“Mio figlio? Fino a quando lo posso tenere lo tengo”. Lo dice una mamma a un’altra mamma e pure nonna.
È una breve conversazione alla quale assisto da interessato spettatore in una bottega di frutta e verdura. Io attendo in silenzio il mio turno per due pere né troppo dure e né troppo mature.

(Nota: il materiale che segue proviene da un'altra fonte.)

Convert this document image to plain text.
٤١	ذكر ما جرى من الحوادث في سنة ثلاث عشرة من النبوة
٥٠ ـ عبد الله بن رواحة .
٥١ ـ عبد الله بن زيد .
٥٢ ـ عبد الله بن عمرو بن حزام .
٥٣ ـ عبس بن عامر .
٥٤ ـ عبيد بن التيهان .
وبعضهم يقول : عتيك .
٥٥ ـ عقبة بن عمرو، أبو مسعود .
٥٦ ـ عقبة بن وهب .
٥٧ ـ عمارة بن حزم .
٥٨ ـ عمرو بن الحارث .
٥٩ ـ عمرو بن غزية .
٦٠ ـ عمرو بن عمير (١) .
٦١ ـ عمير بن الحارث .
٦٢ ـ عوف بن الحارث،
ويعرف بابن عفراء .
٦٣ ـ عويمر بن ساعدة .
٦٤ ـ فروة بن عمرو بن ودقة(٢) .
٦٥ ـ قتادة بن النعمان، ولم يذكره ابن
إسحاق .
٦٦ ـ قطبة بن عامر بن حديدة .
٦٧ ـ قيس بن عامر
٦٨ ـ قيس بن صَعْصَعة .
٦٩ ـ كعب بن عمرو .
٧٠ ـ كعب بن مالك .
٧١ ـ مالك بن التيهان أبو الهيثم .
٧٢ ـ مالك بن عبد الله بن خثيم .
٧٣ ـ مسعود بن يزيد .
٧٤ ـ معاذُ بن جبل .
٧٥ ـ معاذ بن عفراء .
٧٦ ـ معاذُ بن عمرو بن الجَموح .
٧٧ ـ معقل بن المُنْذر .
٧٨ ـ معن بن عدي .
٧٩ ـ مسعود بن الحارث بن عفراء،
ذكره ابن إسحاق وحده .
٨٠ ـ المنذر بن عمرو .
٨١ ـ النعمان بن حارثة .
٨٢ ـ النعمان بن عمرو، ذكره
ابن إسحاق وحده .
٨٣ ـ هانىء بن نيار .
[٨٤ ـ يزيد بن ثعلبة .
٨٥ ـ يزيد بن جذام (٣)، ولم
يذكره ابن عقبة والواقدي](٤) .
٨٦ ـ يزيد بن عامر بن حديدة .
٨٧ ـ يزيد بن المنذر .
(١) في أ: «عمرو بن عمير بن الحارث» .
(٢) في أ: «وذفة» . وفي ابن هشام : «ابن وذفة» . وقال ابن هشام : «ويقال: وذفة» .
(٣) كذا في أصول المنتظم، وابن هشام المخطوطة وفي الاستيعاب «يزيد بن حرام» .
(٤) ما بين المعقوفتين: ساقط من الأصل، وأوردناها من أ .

L’una aggiorna l’altra sui pericoli dell’adolescenza di questi tempi. È quasi un monologo, uno sfogo:
“Non sono mai contenti di niente. Mio figlio proprio oggi ha fatto tredici anni, ma il corpo lo tradisce, ne dimostra molti di più. Ogni giorno è una lite sull’orario di rientro serale. Io non transigo: gli dico che deve rincasare alle 9. E lui si arrabbia. Mi dice: ‘Ma come alle nove? Le femmine rientrano tutte a mezzanotte’. E io a rispondere: ‘Non mi interessa. Tu devi rientrare alle nove!’ Poi mi chiede di allungare almeno di un po’: ‘Possiamo fare alle 9,30 almeno?’ E io gli concedo massimo quella mezz’oretta. Mi possono prendere per antica. Non mi interessa così come non mi interessa quello che fanno gli altri genitori. Ognuno si assume la propria responsabilità. Io fino a quando lo posso tenere lo tengo. Verrà il suo tempo”.
L’altra mamma-nonna la pensa come lei, facendole i complimenti per il figlio, per come è cresciuto. Io mi limito ad ascoltare, sibilando solo un “è un’età difficilissima” e nel frattempo individuando con gli occhi le mie pere né troppo acerbe né troppo molli. Il punto di maturazione è fondamentale, anticiparlo o superarlo significa rovinare il gusto della frutta.